As pointed out by conservative, Republican law professor Dale Carpenter the authors of these bills took great pains to specifically and correctly include protections for religious institutions who choose not to marry same sex couples. If enacted, marriage equality would simply mean that those faiths which choose to marry gay couples will have their decisions respected by the state. Same applies, of course, for those couples who choose to be married outside any faith.

In essence, marriage equality will mean that each religious tradition has the right to be free of government interference, but does not have the power to impose itself on people of other faiths or no faith at all. This is what freedom of and freedom from religion under the First Amendment is all about.

Freedom from religion?

The First Amendment to the United States Constitution states in part:

"Congress shall make no law respecting an establishment of religion, or prohibiting the free exercise thereof..."

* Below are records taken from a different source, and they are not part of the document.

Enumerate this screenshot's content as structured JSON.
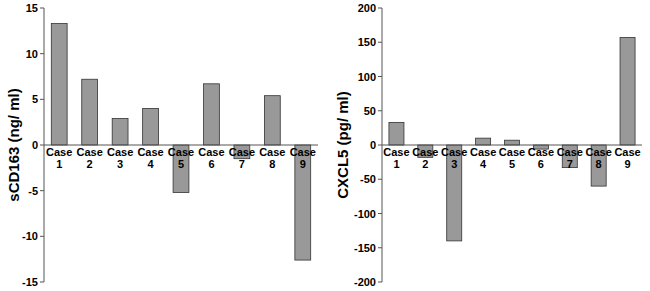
{
  "chart_data": [
    {
      "type": "bar",
      "y_label": "sCD163 (ng/ ml)",
      "categories": [
        "Case 1",
        "Case 2",
        "Case 3",
        "Case 4",
        "Case 5",
        "Case 6",
        "Case 7",
        "Case 8",
        "Case 9"
      ],
      "values": [
        13.3,
        7.2,
        2.9,
        4.0,
        -5.2,
        6.7,
        -1.5,
        5.4,
        -12.6
      ],
      "color": "#999999",
      "ylim": [
        -15,
        15
      ],
      "yticks": [
        -15,
        -10,
        -5,
        0,
        5,
        10,
        15
      ]
    },
    {
      "type": "bar",
      "y_label": "CXCL5 (pg/ ml)",
      "categories": [
        "Case 1",
        "Case 2",
        "Case 3",
        "Case 4",
        "Case 5",
        "Case 6",
        "Case 7",
        "Case 8",
        "Case 9"
      ],
      "values": [
        33,
        -18,
        -140,
        10,
        7,
        -6,
        -33,
        -60,
        157
      ],
      "color": "#999999",
      "ylim": [
        -200,
        200
      ],
      "yticks": [
        -200,
        -150,
        -100,
        -50,
        0,
        50,
        100,
        150,
        200
      ]
    }
  ]
}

There are two important statement of law:
1. Congress shall not establish a national religion.
2. Congress shall not prohibit the free exercise of religion.

There is no "freedom from religion" in the First Amendment.

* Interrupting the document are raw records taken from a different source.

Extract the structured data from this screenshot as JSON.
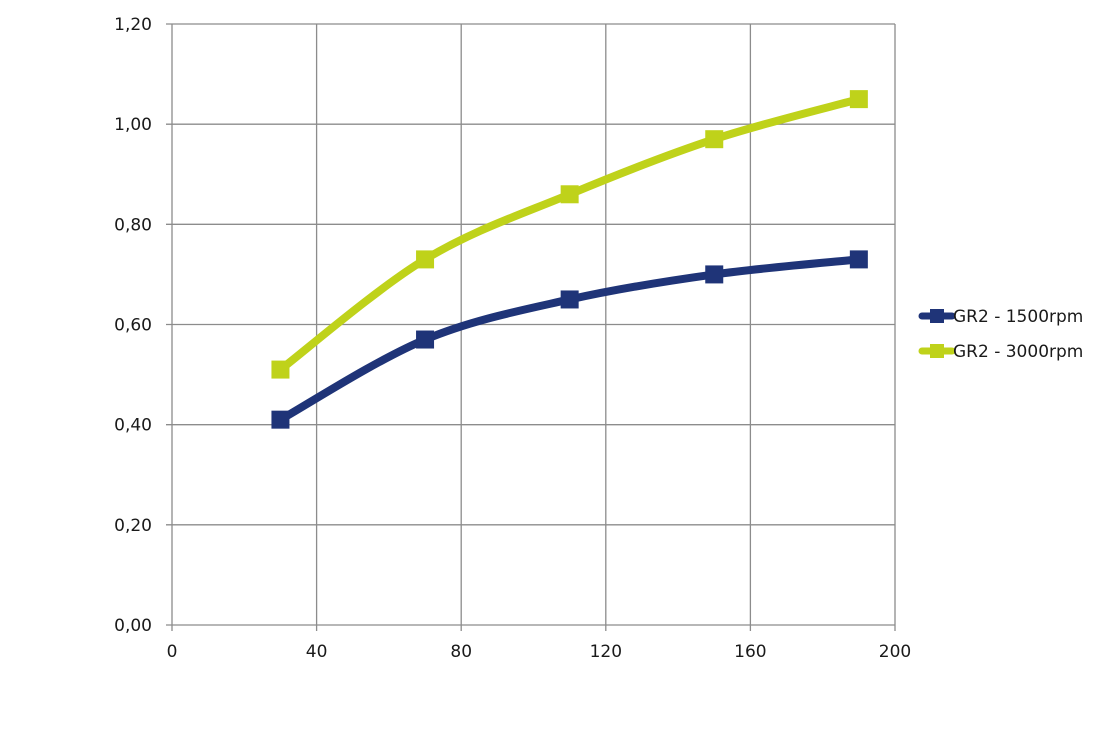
{
  "chart_data": {
    "type": "line",
    "xlim": [
      0,
      200
    ],
    "ylim": [
      0,
      1.2
    ],
    "x_ticks": [
      "0",
      "40",
      "80",
      "120",
      "160",
      "200"
    ],
    "y_ticks": [
      "0,00",
      "0,20",
      "0,40",
      "0,60",
      "0,80",
      "1,00",
      "1,20"
    ],
    "grid": true,
    "legend_position": "right",
    "smooth": true,
    "marker": "square",
    "series": [
      {
        "name": "GR2 - 1500rpm",
        "color": "#1f3478",
        "x": [
          30,
          70,
          110,
          150,
          190
        ],
        "y": [
          0.41,
          0.57,
          0.65,
          0.7,
          0.73
        ]
      },
      {
        "name": "GR2 - 3000rpm",
        "color": "#bfd21a",
        "x": [
          30,
          70,
          110,
          150,
          190
        ],
        "y": [
          0.51,
          0.73,
          0.86,
          0.97,
          1.05
        ]
      }
    ]
  }
}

Your definition of free is broken.

Free exercise of religion is hardly free if one is hindered from a course of action, like choosing to live without religion. That's like saying you have the freedom to speak your mind, and then penalizing those who remain silent.

Free exercise of religion is not a command to be religious, nor is it license to steamroll those who choose not to be.

Selective misreading

First of all, you are ignoring decades of jurisprudence if you think the 1st Amendment is only there to protect us from a "national religion."

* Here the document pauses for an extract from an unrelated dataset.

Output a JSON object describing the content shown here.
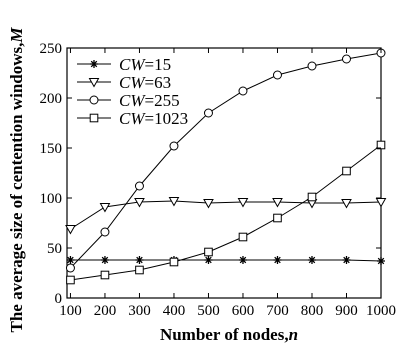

Second, you might want to consider a fundamental principle of the state of Minnesota; viz. art. I sec. 16 of the Minnesota Constitution.

The Constitution

In the landmark 1971 decision of Lemon v. Kurtzman, the Supreme Court held that the establishment clause means far more than simply a prohibition of establishing a "national religion."

To wit, the three prongs of the "Lemon Test" are:

1.The government's action must have a secular legislative purpose;

2.The government's action must not have the primary effect of either advancing or inhibiting religion;

3.The government's action must not result in an "excessive government entanglement" with religion.

While navigating the space between the "free exercise" and the "establishment clause" of the First Amendment can be exceedingly difficult it is clear that a law whose primary purpose is to impose the doctrine of one particular faith or faiths on the rest of the people, and is without a secular purpose, would fall constitutionally short.

Moreover, returning more specifically to the issue of marriage equality, proponents of the existing marriage ban still need to account for the 14th Amendment’s prohibition on unequal treatment without at least a rational basis, let alone the heightened standard of review afforded to groups such as GLBT people who have been traditionally discriminated against.

Gay Marriage

I was in law enforcement for 21 years, I commented in another story in MN Post of how I thought it was ridiculous to think kids raised in gay marriage would be confused. That got me thinking about how wonderful marriage is and how many domestic calls I went on in 21 years. The number is so large I can't even begin to remember them all. Spousal abuse is not limited to any one class of people either, spousal abuse is classless, colorless, raceless, ageless, jobless, you name it. On any night here in the twin cities a whole bunch of happily married spouses are going to come home and beat the crap out of their spouse. It doesn't make any difference if they are a banker, doctor, janitor, unemployed, pastor, teacher or whatever, every night here in the Twin Cities and all over the US some loving spouse comes homes beats the living hell out of there loving spouse. I have seen it over a thousand times.